John Lennon acknowledged James Thurber’s artistic influence on his wobbly line drawings but often cited Lewis Carroll as an early influence on his songwriting and poetry. Carroll’s poems in particular served as models for the nonsense verse of Lennon’s books In His Own Write (1964) and A Spaniard in the Works (1965), as well as many song lyrics. “I was passionate about [Carroll’s] Alice in Wonderland,” Lennon said in 1968, “and drew all the characters. I did poems in the style of the Jabberwocky. I used to live Alice.”
In a posthumously published 1981 Playboy interview, Lennon reveals the origins of his 1967 songs “I Am the Walrus” (from Carroll’s 1872 poem “The Walrus and the Carpenter,” a commentary on capitalism) and “Lucy in the Sky With Diamonds.”
The images were from Alice in Wonderland. It was Alice in the boat. She is buying an egg, and it turns into Humpty-Dumpty. The woman serving in the shop turns into a sheep and the next minute they are rowing in a rowing boat somewhere, and I was visualizing that.
Elsewhere Lennon had remarked, “I always wanted to write Alice in Wonderland. I think I still have that as a secret ambition.”
James Thurber discovered a kindred spirit in Lewis Carroll’s “nonsense” poem “Jabberwocky” (1872), imitating its absurd distortion of language in his early poem “When the Linotyper Falls in Love”:
Tell me not in mournful muxbuz
Life is but an excvt bewtrpfg
For the soul of dzzftt that spblitz
And rubguppfg are not what they
In “What Do You Mean It Was Brillig?” (1939), Thurber lifts specific “Jabberwocky” language to convey an indescribable dialect: “In Della’s afternoon it is always brillig; she could outgrabe a mome rath on any wabe in the world. Only Lewis Carroll would have understood Della completely.”

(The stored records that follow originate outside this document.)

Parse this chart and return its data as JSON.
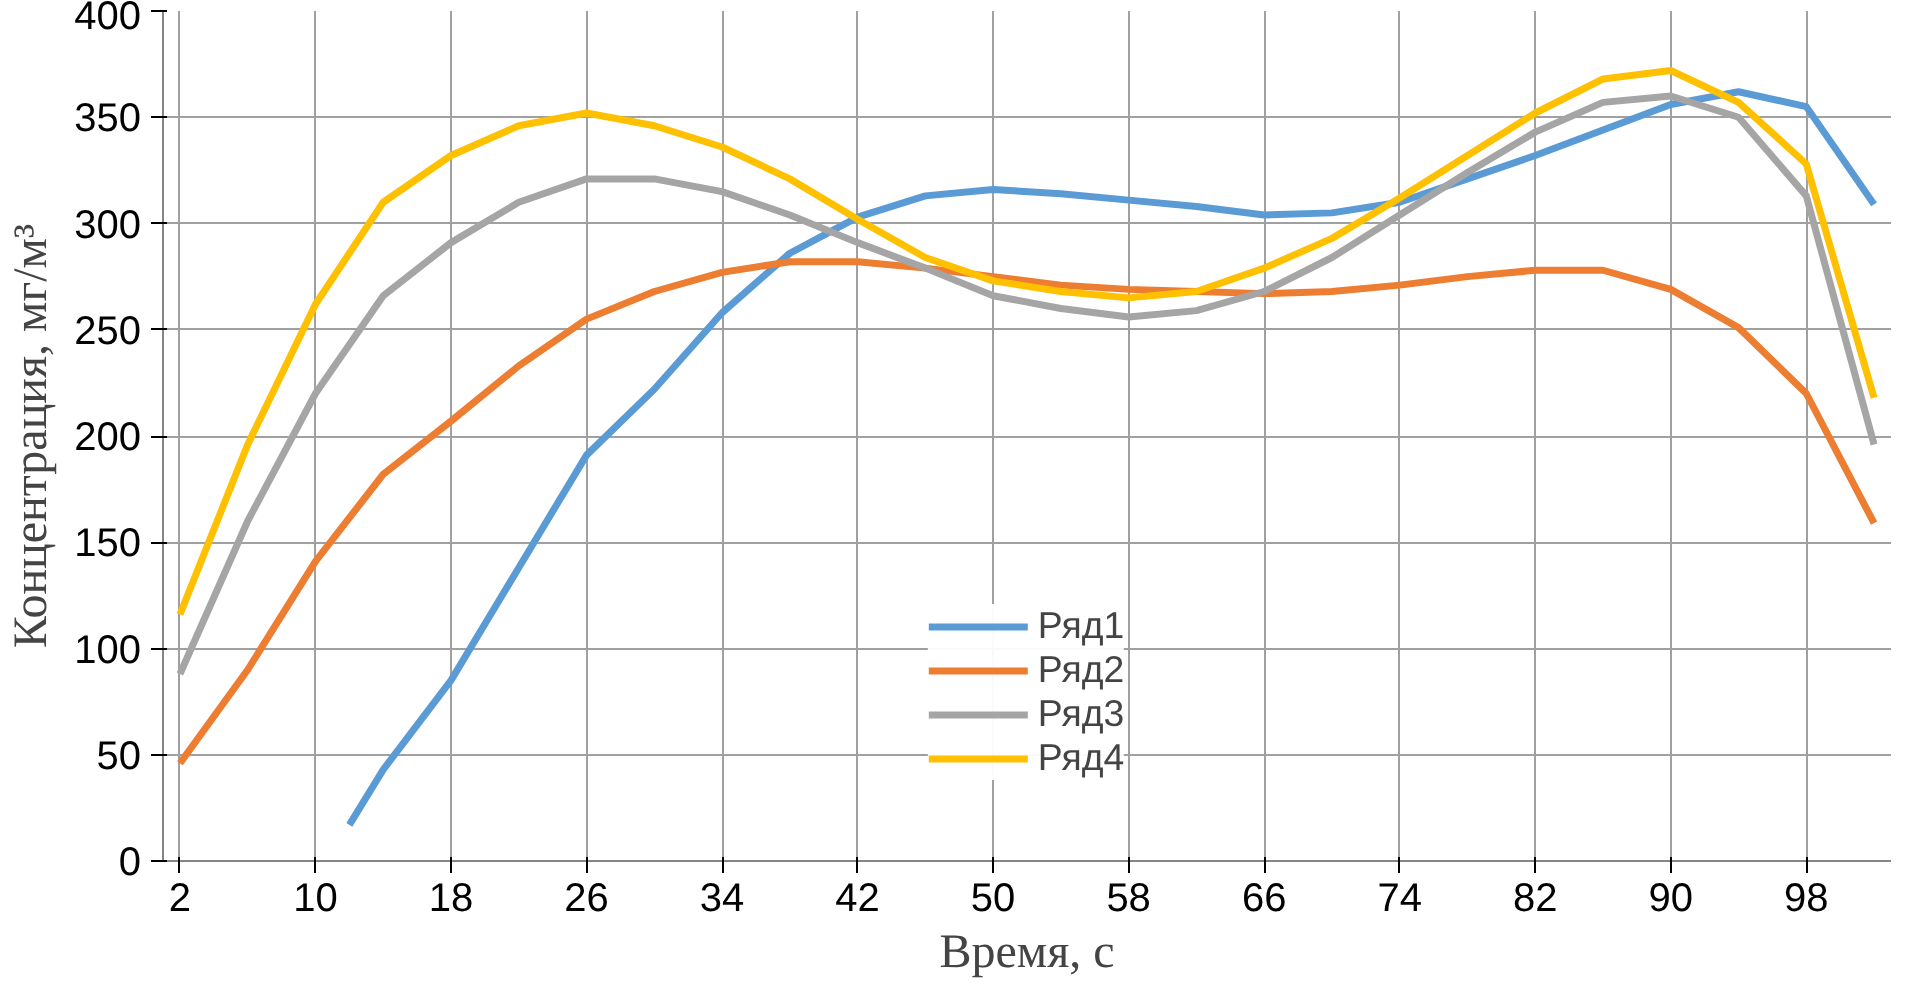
{
  "chart_data": {
    "type": "line",
    "xlabel": "Время, с",
    "ylabel": "Концентрация, мг/м³",
    "xlim": [
      1,
      103
    ],
    "xticks": [
      2,
      10,
      18,
      26,
      34,
      42,
      50,
      58,
      66,
      74,
      82,
      90,
      98
    ],
    "ylim": [
      0,
      400
    ],
    "yticks": [
      0,
      50,
      100,
      150,
      200,
      250,
      300,
      350,
      400
    ],
    "grid": true,
    "legend": "bottom",
    "marker": "none",
    "line_style": "solid",
    "series": [
      {
        "name": "Ряд1",
        "color": "#5b9bd5",
        "x": [
          12,
          14,
          18,
          22,
          26,
          30,
          34,
          38,
          42,
          46,
          50,
          54,
          58,
          62,
          66,
          70,
          74,
          78,
          82,
          86,
          90,
          94,
          98,
          102
        ],
        "values": [
          17,
          43,
          85,
          138,
          191,
          222,
          258,
          286,
          303,
          313,
          316,
          314,
          311,
          308,
          304,
          305,
          310,
          321,
          332,
          344,
          356,
          362,
          355,
          309
        ]
      },
      {
        "name": "Ряд2",
        "color": "#ed7d31",
        "x": [
          2,
          6,
          10,
          14,
          18,
          22,
          26,
          30,
          34,
          38,
          42,
          46,
          50,
          54,
          58,
          62,
          66,
          70,
          74,
          78,
          82,
          86,
          90,
          94,
          98,
          102
        ],
        "values": [
          46,
          90,
          141,
          182,
          207,
          233,
          255,
          268,
          277,
          282,
          282,
          279,
          275,
          271,
          269,
          268,
          267,
          268,
          271,
          275,
          278,
          278,
          269,
          251,
          220,
          159
        ]
      },
      {
        "name": "Ряд3",
        "color": "#a5a5a5",
        "x": [
          2,
          6,
          10,
          14,
          18,
          22,
          26,
          30,
          34,
          38,
          42,
          46,
          50,
          54,
          58,
          62,
          66,
          70,
          74,
          78,
          82,
          86,
          90,
          94,
          98,
          102
        ],
        "values": [
          88,
          160,
          220,
          266,
          291,
          310,
          321,
          321,
          315,
          304,
          291,
          279,
          266,
          260,
          256,
          259,
          268,
          284,
          304,
          324,
          343,
          357,
          360,
          350,
          313,
          196
        ]
      },
      {
        "name": "Ряд4",
        "color": "#ffc000",
        "x": [
          2,
          6,
          10,
          14,
          18,
          22,
          26,
          30,
          34,
          38,
          42,
          46,
          50,
          54,
          58,
          62,
          66,
          70,
          74,
          78,
          82,
          86,
          90,
          94,
          98,
          102
        ],
        "values": [
          116,
          196,
          262,
          310,
          332,
          346,
          352,
          346,
          336,
          321,
          302,
          284,
          273,
          268,
          265,
          268,
          279,
          293,
          312,
          332,
          352,
          368,
          372,
          357,
          328,
          218
        ]
      }
    ]
  }
}
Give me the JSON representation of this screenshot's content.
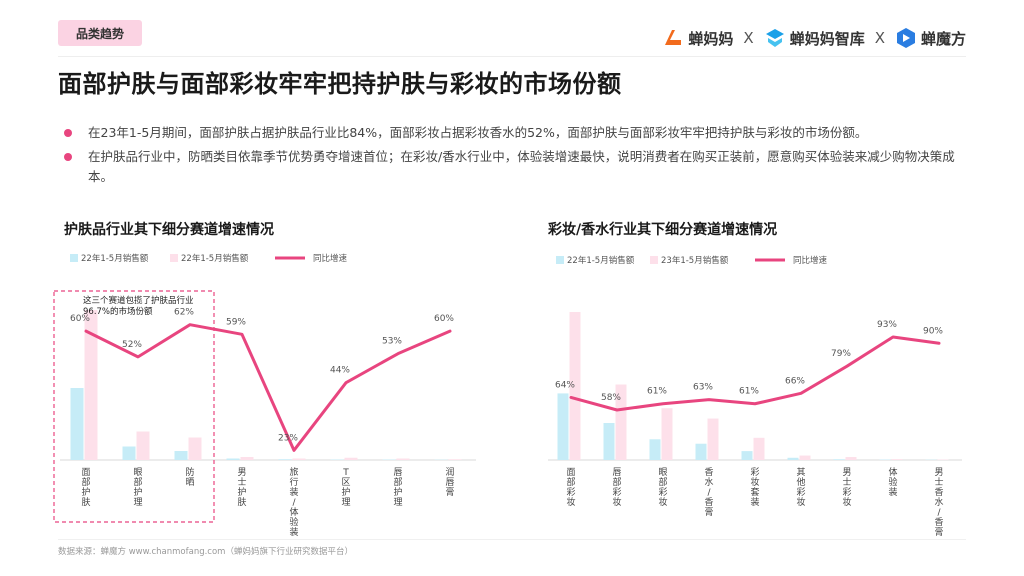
{
  "header": {
    "tag": "品类趋势",
    "brands": [
      {
        "name": "蝉妈妈",
        "icon": "chanmama-logo-icon",
        "color": "#f26b1d"
      },
      {
        "name": "蝉妈妈智库",
        "icon": "chanmama-zhiku-logo-icon",
        "color": "#1aa0e8"
      },
      {
        "name": "蝉魔方",
        "icon": "chanmofang-logo-icon",
        "color": "#2a7de1"
      }
    ],
    "separator": "X"
  },
  "title": "面部护肤与面部彩妆牢牢把持护肤与彩妆的市场份额",
  "bullets": [
    "在23年1-5月期间，面部护肤占据护肤品行业比84%，面部彩妆占据彩妆香水的52%，面部护肤与面部彩妆牢牢把持护肤与彩妆的市场份额。",
    "在护肤品行业中，防晒类目依靠季节优势勇夺增速首位；在彩妆/香水行业中，体验装增速最快，说明消费者在购买正装前，愿意购买体验装来减少购物决策成本。"
  ],
  "chart_data": [
    {
      "type": "bar",
      "title": "护肤品行业其下细分赛道增速情况",
      "categories": [
        "面部护肤",
        "眼部护理",
        "防晒",
        "男士护肤",
        "旅行装/体验装",
        "T区护理",
        "唇部护理",
        "润唇膏"
      ],
      "series": [
        {
          "name": "22年1-5月销售额",
          "type": "bar",
          "color": "#c6ecf7",
          "values": [
            48,
            9,
            6,
            1,
            0.5,
            0.3,
            0.3,
            0.2
          ]
        },
        {
          "name": "22年1-5月销售额",
          "type": "bar",
          "color": "#fde0ea",
          "values": [
            100,
            19,
            15,
            2,
            1,
            1.5,
            1,
            0.5
          ]
        },
        {
          "name": "同比增速",
          "type": "line",
          "color": "#e8457f",
          "values": [
            60,
            52,
            62,
            59,
            23,
            44,
            53,
            60
          ],
          "labels": [
            "60%",
            "52%",
            "62%",
            "59%",
            "23%",
            "44%",
            "53%",
            "60%"
          ]
        }
      ],
      "annotation": "这三个赛道包揽了护肤品行业96.7%的市场份额",
      "grid": false,
      "legend": "top-left"
    },
    {
      "type": "bar",
      "title": "彩妆/香水行业其下细分赛道增速情况",
      "categories": [
        "面部彩妆",
        "唇部彩妆",
        "眼部彩妆",
        "香水/香膏",
        "彩妆套装",
        "其他彩妆",
        "男士彩妆",
        "体验装",
        "男士香水/香膏"
      ],
      "series": [
        {
          "name": "22年1-5月销售额",
          "type": "bar",
          "color": "#c6ecf7",
          "values": [
            45,
            25,
            14,
            11,
            6,
            1.5,
            0.5,
            0.3,
            0.2
          ]
        },
        {
          "name": "23年1-5月销售额",
          "type": "bar",
          "color": "#fde0ea",
          "values": [
            100,
            51,
            35,
            28,
            15,
            3,
            2,
            0.6,
            0.3
          ]
        },
        {
          "name": "同比增速",
          "type": "line",
          "color": "#e8457f",
          "values": [
            64,
            58,
            61,
            63,
            61,
            66,
            79,
            93,
            90
          ],
          "labels": [
            "64%",
            "58%",
            "61%",
            "63%",
            "61%",
            "66%",
            "79%",
            "93%",
            "90%"
          ]
        }
      ],
      "grid": false,
      "legend": "top-left"
    }
  ],
  "source": "数据来源：蝉魔方 www.chanmofang.com（蝉妈妈旗下行业研究数据平台）"
}
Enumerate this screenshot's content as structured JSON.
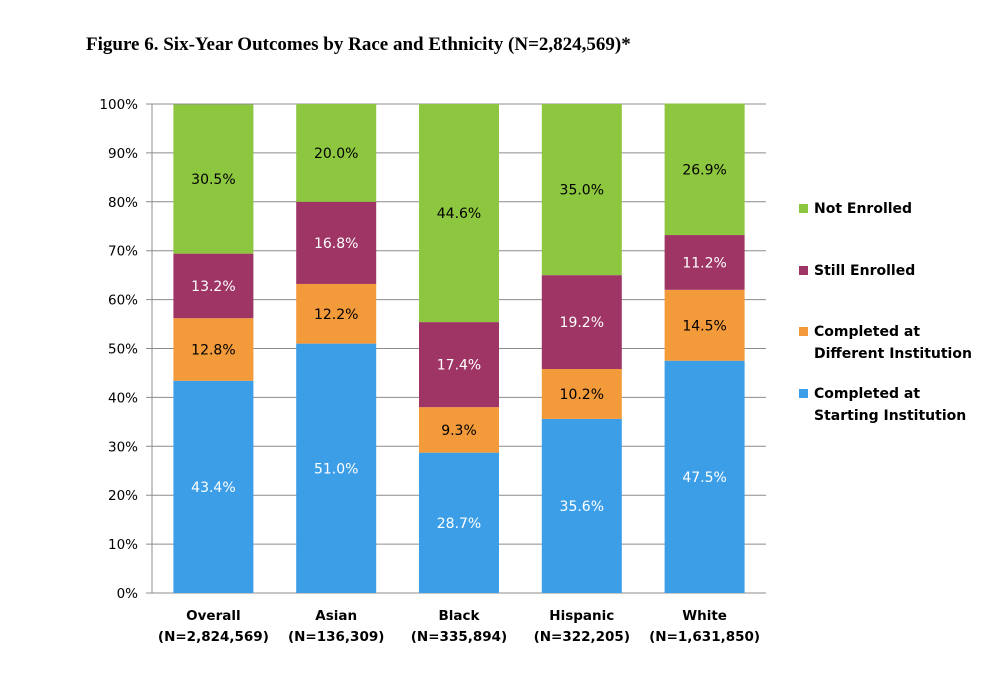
{
  "figure_title": "Figure 6. Six-Year Outcomes by Race and Ethnicity (N=2,824,569)*",
  "chart_data": {
    "type": "bar",
    "stacked": true,
    "title": "Figure 6. Six-Year Outcomes by Race and Ethnicity (N=2,824,569)*",
    "categories": [
      [
        "Overall",
        "(N=2,824,569)"
      ],
      [
        "Asian",
        "(N=136,309)"
      ],
      [
        "Black",
        "(N=335,894)"
      ],
      [
        "Hispanic",
        "(N=322,205)"
      ],
      [
        "White",
        "(N=1,631,850)"
      ]
    ],
    "series": [
      {
        "name": "Completed at Starting Institution",
        "legend_lines": [
          "Completed at",
          "Starting Institution"
        ],
        "color": "#3d9ee8",
        "label_color": "#ffffff",
        "values": [
          43.4,
          51.0,
          28.7,
          35.6,
          47.5
        ],
        "labels": [
          "43.4%",
          "51.0%",
          "28.7%",
          "35.6%",
          "47.5%"
        ]
      },
      {
        "name": "Completed at Different Institution",
        "legend_lines": [
          "Completed at",
          "Different Institution"
        ],
        "color": "#f39a3a",
        "label_color": "#000000",
        "values": [
          12.8,
          12.2,
          9.3,
          10.2,
          14.5
        ],
        "labels": [
          "12.8%",
          "12.2%",
          "9.3%",
          "10.2%",
          "14.5%"
        ]
      },
      {
        "name": "Still Enrolled",
        "legend_lines": [
          "Still Enrolled"
        ],
        "color": "#9e3565",
        "label_color": "#ffffff",
        "values": [
          13.2,
          16.8,
          17.4,
          19.2,
          11.2
        ],
        "labels": [
          "13.2%",
          "16.8%",
          "17.4%",
          "19.2%",
          "11.2%"
        ]
      },
      {
        "name": "Not Enrolled",
        "legend_lines": [
          "Not Enrolled"
        ],
        "color": "#8dc63f",
        "label_color": "#000000",
        "values": [
          30.5,
          20.0,
          44.6,
          35.0,
          26.9
        ],
        "labels": [
          "30.5%",
          "20.0%",
          "44.6%",
          "35.0%",
          "26.9%"
        ]
      }
    ],
    "ylim": [
      0,
      100
    ],
    "yticks": [
      "0%",
      "10%",
      "20%",
      "30%",
      "40%",
      "50%",
      "60%",
      "70%",
      "80%",
      "90%",
      "100%"
    ],
    "grid": true,
    "legend_position": "right"
  }
}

Carroll’s Alice’s Adventures in Wonderland bolstered Thurber’s fascination with odd perceptions, which began with his own poor eyesight. Seven-year-old Thurber severely injured his left eye in a game of William Tell. He eventually lost the eye but gained surreal awareness. His essay “The Admiral on the Wheel” (1936) claims it increased his imagination: “With perfect vision, one is inextricably trapped in the workaday world, a prisoner of reality…. The kingdom of the partly blind is a little like Oz, a little like Wonderland…. Anything you can think of, and a lot you never would think of, can happen there.”